Monday, February 27, 2012

agency

"agency in the universe"

Page 10 of about 10,100,000 results (0.30 seconds)

That's a Googlelusion.

There aren't really that many citations.

Good friend of Wallace Stevens, George Santayana, came up: "That matter is capable of eliciting feeling and thought follows necessarily from the principle that matter is the only substance, power, or agency in the universe..."

I don't think anyone would argue with that but does it really say anything.

I mean it's tautological.

This Santayana quote is more stylin'...

"Empiricism would be agony if any one was so silly as really to forget his material status and to become the sport of his passing ideas."

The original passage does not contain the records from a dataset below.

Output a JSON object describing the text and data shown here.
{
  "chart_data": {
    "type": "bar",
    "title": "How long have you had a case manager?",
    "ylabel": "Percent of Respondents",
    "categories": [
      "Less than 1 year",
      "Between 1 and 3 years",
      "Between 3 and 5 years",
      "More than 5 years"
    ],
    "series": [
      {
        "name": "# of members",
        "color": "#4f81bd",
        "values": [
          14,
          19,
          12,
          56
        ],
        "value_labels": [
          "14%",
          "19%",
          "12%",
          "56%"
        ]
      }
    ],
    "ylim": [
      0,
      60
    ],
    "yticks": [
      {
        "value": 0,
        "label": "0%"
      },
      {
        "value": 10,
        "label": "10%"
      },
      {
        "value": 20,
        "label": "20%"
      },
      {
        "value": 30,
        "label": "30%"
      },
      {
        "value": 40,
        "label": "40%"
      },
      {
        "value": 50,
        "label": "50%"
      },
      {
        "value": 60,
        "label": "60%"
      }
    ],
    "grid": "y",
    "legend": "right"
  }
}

Soliloquies '22 at 157 ("Masks").


Santayana is good at saying what I was trying to say below.

I was trying to say that the scientific model and empiricism still have a spookiness to them because of their basic premise.

Santayana catches that rat right here.

And he's funny. He's considered to have written the first well-reasoned defense of pragmatism although he was not a pure pragmatist but rather a metaphysical naturalist. I should look at the correspondence with Stevens. I bet these two had fun with each other.

Was Stevens a Platonist? I can think of many Stevens poems that embody Platonist ideas. But then I can think of many Stevens poems that embody empiricist ideas. Stevens didn't really need to choose or be consistent, since he was a poet. I say that tongue-in-cheek, but of course it's true.


Empiricism

"In an empirical system causation is reduced to superstition, skipping from fact to observed fact without attempting to penetrate any of them substantially. It attributes to a juxtaposition of appearances a mysterious power to reproduce itself. Unfortunately in immediate experience there are, strictly speaking, no repetitions. The word and occurs often; but never, for actual feeling, in exactly the same context, or with exactly the same emphasis or colour. Empirical philosophy, if sincere, ought to become mystical and to deny that the flux of events has any articulation or method in it."

Realms '72 at 87 ("The Realm of Essence: Implication").

But Santayana is being flippant and being contrary here. Since he actually subscribes to metaphysical naturalism. So he's just chiding the wildest extremes of empiricist thought. It sounds as though he's mocking Hume here for his famous "dismantling" of causality.

Santayana was all about the sciences.

"Metaphysical naturalism regards nature as all that exists or can exist, and assumes that events in nature are explainable by empirically observable causes. However, various abstractions, such as numbers, are considered to be immaterial for practical purposes."

So no defense of mathematical Platonism or any other kind of abstractions independent of consciousness.

And seemingly no problem with the way consciousness meshes with nature.

I still have a problem with it. Because neither empiricism as a monism or as a dualism work for me. Sometimes empiricism describes itself as pluralistic (the universe is composed of all these different entities) but ultimately because of the empiricist treatment of consciousness, it's presumed human consciousness is the arbiter of everything. So empiricism still looks like an old-fashioned monism to me. Even with its quantum mechanics.

It's so funny that the sciences that empiricism trusts completely show it that consciousness is an animal continuum, and that "lower" animals cannot even grasp abstractions and so we feel they don't even exist in the "real universe."

And yet why would we assume that our present state of consciousness is somehow perfect--or even a million miles short of perfect?

It's not that I'm believing something without evidence. To me it's logic and science and empirical discoveries (not superstition) which make me believe that the human faculties are just one version consciousness can take, and that probably we are sealed off from divining the "true" nature of the universe.

Because truth is probably just epistemological relativism.

I believe an organism realizes the kind of reality of which its senses are capable and no more.

Different senses, different brain. Different universe.